The CFTC has informed, via a press release, that the trader defrauded investors and misappropriated over $600,000 USD from his previous employer’s funds.
Kim was a University of Chicago graduate who was arrested after defrauding clients by the U.S. District Judge Andrea Wood after a two and a half hour hearing. He apologized to his victims during the session.
During September to November 2017, when the crimes happened, Kim transferred Bitcoin and Litecoin from the Chicago-based firm in which he worked to his account. The employer discovered it and fired him at the end of November. After that, he went back to Arizona where his parents lived.
However, the man simply did not stop there. He started to solicit funds from individual customers of the company to maintain the looks that he was still working there.
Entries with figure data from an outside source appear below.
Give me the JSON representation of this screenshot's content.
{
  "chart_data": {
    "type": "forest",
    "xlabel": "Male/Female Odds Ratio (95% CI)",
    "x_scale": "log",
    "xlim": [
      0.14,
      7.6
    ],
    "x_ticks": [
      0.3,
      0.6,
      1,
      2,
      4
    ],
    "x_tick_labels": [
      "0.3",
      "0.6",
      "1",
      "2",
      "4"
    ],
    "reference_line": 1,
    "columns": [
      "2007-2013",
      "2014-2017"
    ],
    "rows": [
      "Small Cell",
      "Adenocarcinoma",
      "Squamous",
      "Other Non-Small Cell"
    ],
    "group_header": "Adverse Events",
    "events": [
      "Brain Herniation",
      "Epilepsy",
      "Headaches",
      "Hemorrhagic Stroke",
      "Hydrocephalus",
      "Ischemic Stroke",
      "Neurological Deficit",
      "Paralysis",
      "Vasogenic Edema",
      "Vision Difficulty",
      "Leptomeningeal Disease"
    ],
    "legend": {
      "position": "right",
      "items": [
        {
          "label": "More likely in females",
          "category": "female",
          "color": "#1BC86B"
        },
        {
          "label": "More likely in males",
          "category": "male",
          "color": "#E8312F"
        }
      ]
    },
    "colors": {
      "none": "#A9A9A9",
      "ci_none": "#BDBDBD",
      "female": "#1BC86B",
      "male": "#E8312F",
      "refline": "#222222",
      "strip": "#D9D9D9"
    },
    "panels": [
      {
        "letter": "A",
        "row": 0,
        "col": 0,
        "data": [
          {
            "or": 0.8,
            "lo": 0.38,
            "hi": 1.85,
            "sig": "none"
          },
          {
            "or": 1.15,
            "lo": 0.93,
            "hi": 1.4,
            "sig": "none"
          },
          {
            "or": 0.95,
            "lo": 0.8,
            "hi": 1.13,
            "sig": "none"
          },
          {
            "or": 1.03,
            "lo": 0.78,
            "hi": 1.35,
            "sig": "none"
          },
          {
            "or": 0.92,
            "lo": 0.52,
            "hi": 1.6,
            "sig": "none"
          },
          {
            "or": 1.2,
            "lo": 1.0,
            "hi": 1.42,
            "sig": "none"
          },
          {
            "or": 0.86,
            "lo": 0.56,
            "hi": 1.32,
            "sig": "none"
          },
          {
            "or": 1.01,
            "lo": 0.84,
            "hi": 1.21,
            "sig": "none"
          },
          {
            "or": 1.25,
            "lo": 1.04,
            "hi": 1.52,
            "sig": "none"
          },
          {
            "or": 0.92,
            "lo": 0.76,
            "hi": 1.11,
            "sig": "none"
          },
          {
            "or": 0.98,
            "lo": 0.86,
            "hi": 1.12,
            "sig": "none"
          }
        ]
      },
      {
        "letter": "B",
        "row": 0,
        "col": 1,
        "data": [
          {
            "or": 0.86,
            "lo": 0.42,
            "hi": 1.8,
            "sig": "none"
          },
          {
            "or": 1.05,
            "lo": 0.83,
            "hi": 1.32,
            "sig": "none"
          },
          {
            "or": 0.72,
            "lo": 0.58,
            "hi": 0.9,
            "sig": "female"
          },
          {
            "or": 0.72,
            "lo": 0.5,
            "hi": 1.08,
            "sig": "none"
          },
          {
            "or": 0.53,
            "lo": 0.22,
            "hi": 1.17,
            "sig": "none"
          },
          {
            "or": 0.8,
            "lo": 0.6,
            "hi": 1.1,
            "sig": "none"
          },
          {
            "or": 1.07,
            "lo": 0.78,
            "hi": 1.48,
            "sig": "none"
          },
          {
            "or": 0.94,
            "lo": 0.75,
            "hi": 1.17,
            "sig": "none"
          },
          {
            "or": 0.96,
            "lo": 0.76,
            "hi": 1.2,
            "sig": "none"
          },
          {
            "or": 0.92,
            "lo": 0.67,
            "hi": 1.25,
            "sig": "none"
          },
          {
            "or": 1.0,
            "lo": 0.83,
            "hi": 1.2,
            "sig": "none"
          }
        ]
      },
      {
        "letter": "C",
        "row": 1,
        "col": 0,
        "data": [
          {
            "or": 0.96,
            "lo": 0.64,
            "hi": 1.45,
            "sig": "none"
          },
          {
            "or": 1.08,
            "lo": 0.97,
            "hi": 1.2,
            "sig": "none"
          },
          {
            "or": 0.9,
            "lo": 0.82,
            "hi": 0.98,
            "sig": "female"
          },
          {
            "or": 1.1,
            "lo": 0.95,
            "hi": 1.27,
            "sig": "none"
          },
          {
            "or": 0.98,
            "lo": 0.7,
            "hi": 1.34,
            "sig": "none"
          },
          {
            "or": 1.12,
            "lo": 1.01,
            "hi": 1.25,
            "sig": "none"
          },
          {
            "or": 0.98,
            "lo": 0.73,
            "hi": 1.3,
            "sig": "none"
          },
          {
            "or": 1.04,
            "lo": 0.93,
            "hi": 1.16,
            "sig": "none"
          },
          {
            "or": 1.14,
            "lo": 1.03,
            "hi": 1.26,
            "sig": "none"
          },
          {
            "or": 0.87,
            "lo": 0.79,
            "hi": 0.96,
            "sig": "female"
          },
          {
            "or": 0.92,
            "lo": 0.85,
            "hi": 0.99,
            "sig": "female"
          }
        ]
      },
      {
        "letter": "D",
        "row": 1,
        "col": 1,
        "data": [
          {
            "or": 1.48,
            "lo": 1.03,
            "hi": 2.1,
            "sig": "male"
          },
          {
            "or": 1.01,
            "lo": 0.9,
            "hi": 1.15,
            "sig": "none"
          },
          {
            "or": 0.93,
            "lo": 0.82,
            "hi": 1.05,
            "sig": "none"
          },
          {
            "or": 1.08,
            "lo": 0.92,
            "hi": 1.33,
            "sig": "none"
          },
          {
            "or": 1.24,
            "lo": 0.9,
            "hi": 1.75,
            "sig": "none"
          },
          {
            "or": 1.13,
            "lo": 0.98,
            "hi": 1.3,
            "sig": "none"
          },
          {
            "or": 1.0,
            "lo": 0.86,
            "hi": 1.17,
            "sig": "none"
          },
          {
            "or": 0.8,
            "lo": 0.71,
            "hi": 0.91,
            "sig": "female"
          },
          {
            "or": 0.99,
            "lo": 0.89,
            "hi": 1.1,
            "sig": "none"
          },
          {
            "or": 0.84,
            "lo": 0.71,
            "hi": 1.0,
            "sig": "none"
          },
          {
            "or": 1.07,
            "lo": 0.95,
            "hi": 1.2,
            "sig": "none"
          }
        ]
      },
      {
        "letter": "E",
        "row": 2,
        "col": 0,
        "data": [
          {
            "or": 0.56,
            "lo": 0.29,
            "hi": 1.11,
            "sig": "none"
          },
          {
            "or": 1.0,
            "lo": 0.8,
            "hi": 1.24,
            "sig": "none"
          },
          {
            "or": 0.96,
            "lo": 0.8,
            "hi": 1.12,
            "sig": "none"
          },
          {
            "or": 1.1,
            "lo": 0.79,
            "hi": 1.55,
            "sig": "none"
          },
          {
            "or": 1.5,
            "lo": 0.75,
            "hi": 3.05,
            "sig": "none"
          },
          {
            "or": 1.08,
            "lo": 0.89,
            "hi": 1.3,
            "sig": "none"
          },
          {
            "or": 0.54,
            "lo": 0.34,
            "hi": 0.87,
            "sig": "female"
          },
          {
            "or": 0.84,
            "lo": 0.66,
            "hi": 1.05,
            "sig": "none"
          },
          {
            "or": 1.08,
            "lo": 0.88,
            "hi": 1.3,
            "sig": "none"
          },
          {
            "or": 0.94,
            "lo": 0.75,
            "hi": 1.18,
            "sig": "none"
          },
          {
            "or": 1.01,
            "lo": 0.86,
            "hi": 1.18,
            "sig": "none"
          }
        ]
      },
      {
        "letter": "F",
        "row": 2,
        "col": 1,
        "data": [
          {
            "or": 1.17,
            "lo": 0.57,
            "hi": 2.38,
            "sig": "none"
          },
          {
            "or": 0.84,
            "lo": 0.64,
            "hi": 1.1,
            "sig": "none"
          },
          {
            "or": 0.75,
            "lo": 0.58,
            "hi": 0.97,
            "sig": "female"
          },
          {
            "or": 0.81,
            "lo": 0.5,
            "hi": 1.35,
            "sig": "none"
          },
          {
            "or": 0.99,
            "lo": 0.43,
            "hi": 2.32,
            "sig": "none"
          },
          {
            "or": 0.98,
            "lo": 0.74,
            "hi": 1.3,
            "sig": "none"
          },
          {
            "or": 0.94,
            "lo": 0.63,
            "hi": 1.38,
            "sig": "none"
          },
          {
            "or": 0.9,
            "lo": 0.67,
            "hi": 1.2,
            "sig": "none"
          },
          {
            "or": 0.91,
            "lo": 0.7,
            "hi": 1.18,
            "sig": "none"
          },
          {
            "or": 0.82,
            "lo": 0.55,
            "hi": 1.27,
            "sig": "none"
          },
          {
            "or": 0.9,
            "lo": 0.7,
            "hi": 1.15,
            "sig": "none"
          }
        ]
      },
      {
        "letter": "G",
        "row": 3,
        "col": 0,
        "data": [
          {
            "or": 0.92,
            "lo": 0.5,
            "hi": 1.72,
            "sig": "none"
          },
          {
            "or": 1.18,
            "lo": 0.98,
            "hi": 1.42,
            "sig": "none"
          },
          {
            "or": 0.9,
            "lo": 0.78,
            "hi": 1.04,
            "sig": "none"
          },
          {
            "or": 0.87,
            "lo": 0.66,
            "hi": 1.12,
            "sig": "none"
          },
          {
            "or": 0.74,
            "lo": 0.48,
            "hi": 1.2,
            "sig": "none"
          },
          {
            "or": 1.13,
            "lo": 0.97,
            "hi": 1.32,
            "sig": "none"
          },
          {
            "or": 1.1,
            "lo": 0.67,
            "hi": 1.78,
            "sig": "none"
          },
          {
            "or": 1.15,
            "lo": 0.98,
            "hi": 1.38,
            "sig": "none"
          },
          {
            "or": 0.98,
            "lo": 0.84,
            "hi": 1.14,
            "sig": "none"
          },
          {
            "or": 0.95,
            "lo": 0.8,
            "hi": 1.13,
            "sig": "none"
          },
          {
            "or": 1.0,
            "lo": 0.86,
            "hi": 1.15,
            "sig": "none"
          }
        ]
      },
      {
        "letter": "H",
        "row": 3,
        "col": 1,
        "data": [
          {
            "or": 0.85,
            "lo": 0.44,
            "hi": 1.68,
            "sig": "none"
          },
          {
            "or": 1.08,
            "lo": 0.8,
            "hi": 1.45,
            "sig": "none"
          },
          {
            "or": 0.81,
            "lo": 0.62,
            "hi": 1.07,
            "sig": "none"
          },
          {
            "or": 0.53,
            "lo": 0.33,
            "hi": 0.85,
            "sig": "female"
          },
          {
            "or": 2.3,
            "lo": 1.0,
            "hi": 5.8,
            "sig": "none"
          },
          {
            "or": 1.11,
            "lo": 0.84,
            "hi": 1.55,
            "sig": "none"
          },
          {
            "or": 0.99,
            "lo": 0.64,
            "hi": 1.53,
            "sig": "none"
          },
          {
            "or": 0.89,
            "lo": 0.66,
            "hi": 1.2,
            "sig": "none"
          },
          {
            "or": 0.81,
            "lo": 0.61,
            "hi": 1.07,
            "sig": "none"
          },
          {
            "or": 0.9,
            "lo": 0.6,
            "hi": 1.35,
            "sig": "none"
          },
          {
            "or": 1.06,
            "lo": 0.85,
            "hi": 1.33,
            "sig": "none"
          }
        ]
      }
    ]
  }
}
What he made with all this money? He obviously pocketed it. The firm questioned the man about the missing tokens and he falsely stated that they were transferred into another account. To pay the money back to the employers, he started scamming the clients.
At the first scam, he made about $600,000 USD and $545,000 USD in the second one from at least five customers from December to March 2018.
The Sentence
The CFTC has decided that Kim should pay the amount of $1,146,000 USD for the people he robbed and banned him from ever trading in the United States again, as well as sentenced him for 15 months in jail. It looks like the crime definitely does not compensate, huh?
The prosecutors asked for a sentence of at least four years, while the defense asked for only six months, so the final sentence was a compromise in the middle of the two sides.
He was charged with wire fraud related to cryptocurrencies, the first person ever to be charged with this in the state. He defense affirmed that he “only wanted to invest” and that he “did not blow the money on Ferraris”, he just lost it.
James McDonald, director of enforcement at the CFTC, has affirmed that the main goal of the institution is to protect the investors all over the United States.